? Feb Nonfarm reports 235K jobs added to U.S. economy, but market expected more
? Hawkish Draghi comments aid EUR/USD to highest since Feb, at 1.07
? Higher bond yields drag S&P500, Dow, NASDAQ to losses
? Oil prices slide 9.3% weekly on crude buildup
A tense trading week ended with upsized volatility on Friday, as markets prepare for the home stretch ahead of the Fed’s rate announcement, due Wednesday. The day saw a strong Nonfarm Payrolls figure celebrating 235K jobs added to the U.S. economy during the month of February, and Unemployment receding to 4.7%. However, the ADP employment print, scoring a juggernaut +298K jobs gain on Wednesday stirred higher expectations for the Nonfarm.

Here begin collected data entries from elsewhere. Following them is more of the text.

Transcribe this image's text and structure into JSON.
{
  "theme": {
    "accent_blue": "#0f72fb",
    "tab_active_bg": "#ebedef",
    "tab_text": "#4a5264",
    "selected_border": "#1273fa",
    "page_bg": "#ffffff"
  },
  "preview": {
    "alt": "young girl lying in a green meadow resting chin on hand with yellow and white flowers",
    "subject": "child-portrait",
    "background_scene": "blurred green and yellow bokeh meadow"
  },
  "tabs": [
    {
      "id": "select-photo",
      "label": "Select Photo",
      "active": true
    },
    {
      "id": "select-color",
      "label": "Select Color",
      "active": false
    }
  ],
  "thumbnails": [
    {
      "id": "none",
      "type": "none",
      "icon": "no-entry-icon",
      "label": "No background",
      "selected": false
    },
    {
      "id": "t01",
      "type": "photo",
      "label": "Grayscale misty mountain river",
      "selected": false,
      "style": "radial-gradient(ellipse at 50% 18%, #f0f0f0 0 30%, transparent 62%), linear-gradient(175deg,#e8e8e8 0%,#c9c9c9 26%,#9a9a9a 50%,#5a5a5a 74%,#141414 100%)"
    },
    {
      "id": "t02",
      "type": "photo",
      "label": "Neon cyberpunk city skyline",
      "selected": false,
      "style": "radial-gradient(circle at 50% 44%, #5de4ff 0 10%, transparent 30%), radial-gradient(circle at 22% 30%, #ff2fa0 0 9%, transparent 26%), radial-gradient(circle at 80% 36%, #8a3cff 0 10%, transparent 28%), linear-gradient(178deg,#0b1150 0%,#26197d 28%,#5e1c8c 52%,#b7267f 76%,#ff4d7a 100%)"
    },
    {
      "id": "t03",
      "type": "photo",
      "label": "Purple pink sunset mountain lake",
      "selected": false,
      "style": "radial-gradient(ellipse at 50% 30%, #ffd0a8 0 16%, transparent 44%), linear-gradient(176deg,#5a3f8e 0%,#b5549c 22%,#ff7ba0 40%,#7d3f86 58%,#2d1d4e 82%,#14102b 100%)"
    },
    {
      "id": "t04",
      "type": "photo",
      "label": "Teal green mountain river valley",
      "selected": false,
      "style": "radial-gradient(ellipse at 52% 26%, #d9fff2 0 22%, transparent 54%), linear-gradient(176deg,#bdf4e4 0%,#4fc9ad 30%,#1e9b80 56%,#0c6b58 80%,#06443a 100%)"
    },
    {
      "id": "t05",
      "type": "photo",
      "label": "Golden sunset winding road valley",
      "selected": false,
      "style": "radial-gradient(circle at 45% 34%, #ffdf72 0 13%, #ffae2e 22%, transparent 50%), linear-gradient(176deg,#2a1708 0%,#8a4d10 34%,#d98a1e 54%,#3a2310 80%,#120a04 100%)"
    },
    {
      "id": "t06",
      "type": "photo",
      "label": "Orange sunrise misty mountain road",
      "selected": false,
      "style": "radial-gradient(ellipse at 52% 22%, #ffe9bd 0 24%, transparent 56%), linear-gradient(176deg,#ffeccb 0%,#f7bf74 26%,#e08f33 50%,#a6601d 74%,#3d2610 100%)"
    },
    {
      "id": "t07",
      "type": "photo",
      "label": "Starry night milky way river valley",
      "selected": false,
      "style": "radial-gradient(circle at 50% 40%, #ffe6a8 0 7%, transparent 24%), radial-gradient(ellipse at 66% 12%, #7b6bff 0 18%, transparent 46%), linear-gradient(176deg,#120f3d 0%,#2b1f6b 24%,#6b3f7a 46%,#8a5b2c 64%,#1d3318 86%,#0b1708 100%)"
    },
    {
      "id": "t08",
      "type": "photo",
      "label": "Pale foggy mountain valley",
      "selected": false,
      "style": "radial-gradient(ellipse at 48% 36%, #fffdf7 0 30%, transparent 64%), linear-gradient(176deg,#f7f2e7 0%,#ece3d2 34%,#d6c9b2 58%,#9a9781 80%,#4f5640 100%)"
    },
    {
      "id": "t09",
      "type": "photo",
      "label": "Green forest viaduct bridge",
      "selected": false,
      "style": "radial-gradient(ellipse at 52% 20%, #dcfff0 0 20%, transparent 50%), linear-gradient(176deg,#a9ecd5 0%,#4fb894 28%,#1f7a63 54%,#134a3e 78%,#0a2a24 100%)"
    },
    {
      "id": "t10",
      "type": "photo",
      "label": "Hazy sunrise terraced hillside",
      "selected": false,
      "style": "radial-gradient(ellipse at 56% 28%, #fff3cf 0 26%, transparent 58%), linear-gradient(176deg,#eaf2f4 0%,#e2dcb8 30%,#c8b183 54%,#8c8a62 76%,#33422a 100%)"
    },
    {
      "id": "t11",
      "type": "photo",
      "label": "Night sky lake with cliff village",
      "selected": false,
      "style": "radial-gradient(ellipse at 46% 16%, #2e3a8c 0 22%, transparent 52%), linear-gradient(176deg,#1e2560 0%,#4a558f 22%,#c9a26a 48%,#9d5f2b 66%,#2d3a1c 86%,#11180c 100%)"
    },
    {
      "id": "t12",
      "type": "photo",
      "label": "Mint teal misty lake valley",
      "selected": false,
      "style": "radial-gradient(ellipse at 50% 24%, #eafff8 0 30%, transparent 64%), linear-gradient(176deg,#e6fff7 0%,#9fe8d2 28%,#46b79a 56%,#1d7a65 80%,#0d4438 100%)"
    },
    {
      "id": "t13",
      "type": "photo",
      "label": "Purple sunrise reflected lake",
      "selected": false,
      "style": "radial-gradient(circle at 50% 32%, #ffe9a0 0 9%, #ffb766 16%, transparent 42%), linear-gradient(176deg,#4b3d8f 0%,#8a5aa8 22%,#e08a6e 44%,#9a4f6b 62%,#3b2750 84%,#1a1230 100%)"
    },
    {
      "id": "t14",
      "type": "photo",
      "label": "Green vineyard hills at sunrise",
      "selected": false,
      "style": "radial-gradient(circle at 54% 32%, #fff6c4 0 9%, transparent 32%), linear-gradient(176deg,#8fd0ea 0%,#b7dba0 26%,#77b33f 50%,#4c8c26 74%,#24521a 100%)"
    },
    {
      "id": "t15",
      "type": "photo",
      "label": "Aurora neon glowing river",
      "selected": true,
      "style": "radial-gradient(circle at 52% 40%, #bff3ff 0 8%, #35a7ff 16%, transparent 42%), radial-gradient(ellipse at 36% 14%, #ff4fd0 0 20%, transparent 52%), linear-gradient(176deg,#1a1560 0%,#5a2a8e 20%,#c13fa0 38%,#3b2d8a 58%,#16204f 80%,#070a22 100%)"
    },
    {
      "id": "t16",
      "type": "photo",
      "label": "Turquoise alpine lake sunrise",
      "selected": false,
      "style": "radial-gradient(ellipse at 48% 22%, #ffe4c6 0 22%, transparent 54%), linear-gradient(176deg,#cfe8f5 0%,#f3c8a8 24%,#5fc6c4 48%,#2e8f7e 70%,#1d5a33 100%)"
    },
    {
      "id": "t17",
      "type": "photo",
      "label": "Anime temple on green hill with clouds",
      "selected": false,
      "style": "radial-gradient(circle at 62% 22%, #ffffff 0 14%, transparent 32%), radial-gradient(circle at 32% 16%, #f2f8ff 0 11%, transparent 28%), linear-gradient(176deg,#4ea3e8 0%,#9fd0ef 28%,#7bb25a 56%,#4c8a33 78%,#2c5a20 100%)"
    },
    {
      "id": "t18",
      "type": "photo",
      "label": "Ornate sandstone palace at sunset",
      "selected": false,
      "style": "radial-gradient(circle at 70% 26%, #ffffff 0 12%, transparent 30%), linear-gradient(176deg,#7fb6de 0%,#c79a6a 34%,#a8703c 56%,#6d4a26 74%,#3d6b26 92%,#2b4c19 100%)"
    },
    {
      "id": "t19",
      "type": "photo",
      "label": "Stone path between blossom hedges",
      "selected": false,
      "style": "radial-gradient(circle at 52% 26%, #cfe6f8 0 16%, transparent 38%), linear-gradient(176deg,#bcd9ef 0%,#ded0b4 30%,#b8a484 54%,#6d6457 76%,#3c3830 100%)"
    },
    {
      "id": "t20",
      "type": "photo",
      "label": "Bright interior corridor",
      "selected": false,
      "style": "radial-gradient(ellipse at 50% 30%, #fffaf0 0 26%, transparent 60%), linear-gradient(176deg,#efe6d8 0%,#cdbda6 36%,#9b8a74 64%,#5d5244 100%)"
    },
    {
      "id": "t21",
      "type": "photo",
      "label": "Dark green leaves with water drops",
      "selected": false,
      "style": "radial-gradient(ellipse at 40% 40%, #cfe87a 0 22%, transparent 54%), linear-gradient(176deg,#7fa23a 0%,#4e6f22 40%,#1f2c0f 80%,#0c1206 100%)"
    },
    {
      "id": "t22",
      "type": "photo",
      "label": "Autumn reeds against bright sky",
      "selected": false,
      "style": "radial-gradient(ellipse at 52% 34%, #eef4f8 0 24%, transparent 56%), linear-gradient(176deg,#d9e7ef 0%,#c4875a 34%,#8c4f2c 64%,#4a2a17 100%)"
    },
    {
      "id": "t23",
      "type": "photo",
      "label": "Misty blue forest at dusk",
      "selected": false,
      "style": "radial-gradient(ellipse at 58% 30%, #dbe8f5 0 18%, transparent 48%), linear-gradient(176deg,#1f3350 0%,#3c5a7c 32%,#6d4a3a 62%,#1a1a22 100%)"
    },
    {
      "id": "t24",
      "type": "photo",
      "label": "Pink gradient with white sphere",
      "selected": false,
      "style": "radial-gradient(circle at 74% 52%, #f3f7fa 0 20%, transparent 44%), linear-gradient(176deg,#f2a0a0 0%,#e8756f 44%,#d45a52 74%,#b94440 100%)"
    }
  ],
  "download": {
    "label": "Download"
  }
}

The Euro gained sharply vs. the Dollar following the data, hitting the highest since early Feb for the currency pair, at 1.07. Backwind for the Euro began picking up pace as early as Wednesday, on hawkish remarks made by ECB president Draghi. These included the Italian economist arguing that there is no longer a “sense of urgency” in applying additional monetary stimulus, while adding, “We don’t anticipate that it will be necessary to reduce rates further.”
Bond market reaction to the nonfarm figure was certainly on the downside. Sure, U.S. fixed income markets are still pricing-in 100% odds for a rate hike by the Fed on Wednesday. However, they also expressed lowered expectations for the rate path of the Fed in the coming quarters – the U.S. 2 year bond’s yield, which moves inversely to its price, receded from a 1.38% level to about 1.35% by the end of the day.
After six consecutive weeks of gains, the S&P 500 stock index was down 0.4% this week, to 2.372.60 points. The Dow, similarly, lost 0.5% during the week and the Nasdaq shelled off a smaller 0.1%. Looking for culprits, one needs to note that while longer tenors of the U.S. yield curve also suffered declines on Friday, zooming out a bit reveals a U.S. financing market that is not very accommodative. Ending the week at 2.57%, the yield of the U.S. 10 year bond, namely, is about 0.14% higher than its average since the start of the year and is about 0.73% higher than its average in 2016.